As you may recall, this year’s school-wide community book was I, Juan de Pareja by Elizabeth Borton de Treviño.  The students and faculty have discussed the book, but last week, the St. Bernard’s parents had a chance to take a deeper look.
The Community Gathering Committee organized a private tour with Stephan Wolohojian, the Jayne Wrightsman Curator in the Department of European Paintings at The Metropolitan Museum of Art.  He curated the focus exhibition, Velázquez Portraits: Truth in Painting.  
Two St. Bernard’s parents, Andrea D. and Erin D., shared their thoughts on the morning:
Today’s before-hours private tour at The Met was a huge success, despite the weather.  A wonderful thank you to our own St. Bernard’s dad, Jason H., for introducing us to Stephan Wolohojian.
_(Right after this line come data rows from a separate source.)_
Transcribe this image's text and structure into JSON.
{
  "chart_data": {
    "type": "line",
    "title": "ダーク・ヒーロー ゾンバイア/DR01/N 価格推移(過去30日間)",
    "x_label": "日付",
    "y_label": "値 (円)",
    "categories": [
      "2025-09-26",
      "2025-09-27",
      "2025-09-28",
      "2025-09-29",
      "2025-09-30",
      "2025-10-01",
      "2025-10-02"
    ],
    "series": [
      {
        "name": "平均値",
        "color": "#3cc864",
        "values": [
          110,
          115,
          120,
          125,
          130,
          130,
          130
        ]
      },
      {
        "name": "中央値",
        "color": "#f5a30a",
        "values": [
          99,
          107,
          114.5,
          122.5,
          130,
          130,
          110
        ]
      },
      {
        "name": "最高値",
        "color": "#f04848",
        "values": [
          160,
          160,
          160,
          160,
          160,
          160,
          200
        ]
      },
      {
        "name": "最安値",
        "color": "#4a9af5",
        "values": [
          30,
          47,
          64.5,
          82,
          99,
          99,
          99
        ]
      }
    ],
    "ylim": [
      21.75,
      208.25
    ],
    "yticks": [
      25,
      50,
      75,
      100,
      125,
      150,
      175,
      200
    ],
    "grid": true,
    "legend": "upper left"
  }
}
Mr. Wolohojian’s insights and knowledge of 17th-century Spanish painters, and Velázquez in particular, made for a remarkable morning at The Met.  We learned how Velázquez moved from his early period in Seville to the Court in Madrid and how, once there, he created the portraits of the royal family and other members of the court that are recognized as among the greatest painted portraits of all time.  As Mr. Wolohojian described Velázquez’s “Juan de Pareja” at length, we were treated to a closer-than-usual viewing experience to see the artist’s techniques for ourselves.

We learned that Velázquez understood how cultural capital translates into power and authority. Due to his close connection to Philip IV, he returned to Italy as an agent of the King to assess and acquire art.  It was during this visit that he was commissioned to do a portrait of Pope Innocent X, which put
Velázquez in the highest echelons of painters.

Following completion of his portrait of the Pope, Velázquez painted “Juan de Pareja.”  He presented the portrait at the Feast of Saint Joseph at the Pantheon, where the extraordinary nature of the painting was immediately understood.  Velázquez used an incredibly restricted field of color to focus on the figure and created a portrait about the essence of his subject.  As explained at The Met, “when this landmark of western portraiture was first put on display it ‘received such universal acclaim that in the opinion of all the painters of different nations, everything else seemed like painting but this alone like truth.’”

We are grateful to The Met for their generous time and to the Community Gathering Committee for organizing this special event.